Hansen thought about this, but couldn’t come up with a good answer.
Erin, on the other hand, arrived at an answer to her own question, and a chill went up her spine. She leaned closer to Hansen. “The reason they timed this the way they did just hit me, Kyle.” An anxious look appeared in her eyes. “It’s because they’re here,” she said, making a small circle with her head, a gesture meant to encompass the entire food court. “Right now. Patiently waiting until we aren’t in a crowd to take us out.”
17
ERIN GLANCED AROUND furtively, focusing especially on fit men who were older than the typical student. Fuller would have someone surveilling them, keeping track of them in the sprawling food court, following them when they left and making sure to alert others outside to their position when they did.
“I’m not sure I understand,” said Hansen. “Are you saying they waited to strike at Drake because they hoped you’d keep this meeting?”
“Exactly. So they could, um … reacquire me. They expected Drake to be meeting with me, so they could take us both out at the same time. Without any warnings being exchanged between us. When they discovered you had made the trip to Tucson instead of him, they must have decided to do this in stages.”

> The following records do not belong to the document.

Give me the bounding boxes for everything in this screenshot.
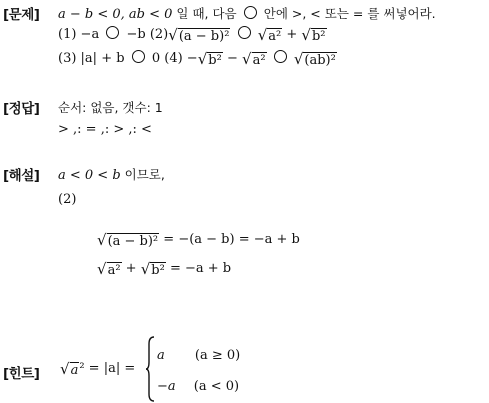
plus-sign: + xyxy=(286,27,298,42)
problem-line-2 xyxy=(58,26,327,44)
item-1-left: (1) −a xyxy=(58,27,100,42)
sqrt-expression: √ a² xyxy=(97,260,121,278)
sqrt-expression: √ b² xyxy=(140,260,165,278)
condition-math: a − b < 0, ab < 0 xyxy=(58,7,173,22)
equation-1-rest: = −(a − b) = −a + b xyxy=(159,232,300,247)
equation-1 xyxy=(97,232,300,249)
case-2-condition: (a < 0) xyxy=(193,379,240,394)
case-1 xyxy=(157,348,240,363)
sqrt-expression: √ (a − b)² xyxy=(168,26,230,44)
instruction-text: 안에 >, < 또는 = 를 써넣어라. xyxy=(259,6,436,21)
blank-circle-icon xyxy=(132,50,145,63)
left-brace-icon xyxy=(145,336,155,402)
case-1-value: a xyxy=(157,348,165,363)
item-2-label: (2) xyxy=(149,27,169,42)
explanation-line-2: (2) xyxy=(58,192,77,207)
sqrt-expression: √ a xyxy=(60,360,79,378)
equation-2-rest: = −a + b xyxy=(165,261,232,276)
explanation-text: 이므로, xyxy=(120,167,165,182)
sqrt-expression: √ b² xyxy=(301,26,326,44)
answer-line-1: 순서: 없음, 갯수: 1 xyxy=(58,100,163,115)
blank-circle-icon xyxy=(274,50,287,63)
sqrt-expression: √ b² xyxy=(197,50,222,68)
case-2-value: −a xyxy=(157,379,176,394)
item-1-right: −b xyxy=(126,27,146,42)
item-4-label: (4) − xyxy=(164,51,198,66)
plus-sign: + xyxy=(121,261,141,276)
condition-text: 일 때, 다음 xyxy=(172,6,237,21)
blank-circle-icon xyxy=(238,26,251,39)
problem-line-1 xyxy=(58,4,436,22)
sqrt-expression: √ (a − b)² xyxy=(97,231,159,249)
sqrt-expression: √ (ab)² xyxy=(293,50,336,68)
sqrt-expression: √ a² xyxy=(242,50,266,68)
blank-circle-icon xyxy=(244,6,257,19)
item-3-left: (3) |a| + b xyxy=(58,51,125,66)
explanation-tag: [해설] xyxy=(3,168,40,184)
problem-line-3 xyxy=(58,50,337,68)
case-1-condition: (a ≥ 0) xyxy=(194,348,241,363)
hint-lhs xyxy=(60,361,135,378)
sqrt-expression: √ a² xyxy=(257,26,282,44)
equation-2 xyxy=(97,261,231,278)
explanation-line-1 xyxy=(58,165,165,183)
explanation-math: a < 0 < b xyxy=(58,168,121,183)
hint-tag: [힌트] xyxy=(3,366,40,382)
answer-line-2: > ,: = ,: > ,: < xyxy=(58,122,152,137)
hint-lhs-rest: ² = |a| = xyxy=(79,361,136,376)
case-2 xyxy=(157,379,239,394)
answer-tag: [정답] xyxy=(3,101,40,117)
minus-sign: − xyxy=(226,51,238,66)
blank-circle-icon xyxy=(106,26,119,39)
problem-tag: [문제] xyxy=(3,7,40,23)
item-3-right: 0 xyxy=(151,51,161,66)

Erin realized as she said this that they had probably recovered her phone from the pickup truck into which she had launched it. In this case, Fuller would have known that Kyle Hansen was coming to meet her rather than Drake. But this wouldn’t have mattered. They just had to delay their strike on Drake until she and Hansen were in sight. If their attack was 100 percent effective, Drake wouldn’t be able to alert Hansen that anything was amiss. The two of them would be blissfully ignorant and easy pickings. But even if Drake did inform Hansen of the attack in Yuma, which he had, they would either fail to ferret out that the danger extended to their own location, or be unable to extricate themselves, even if they realized they were surrounded.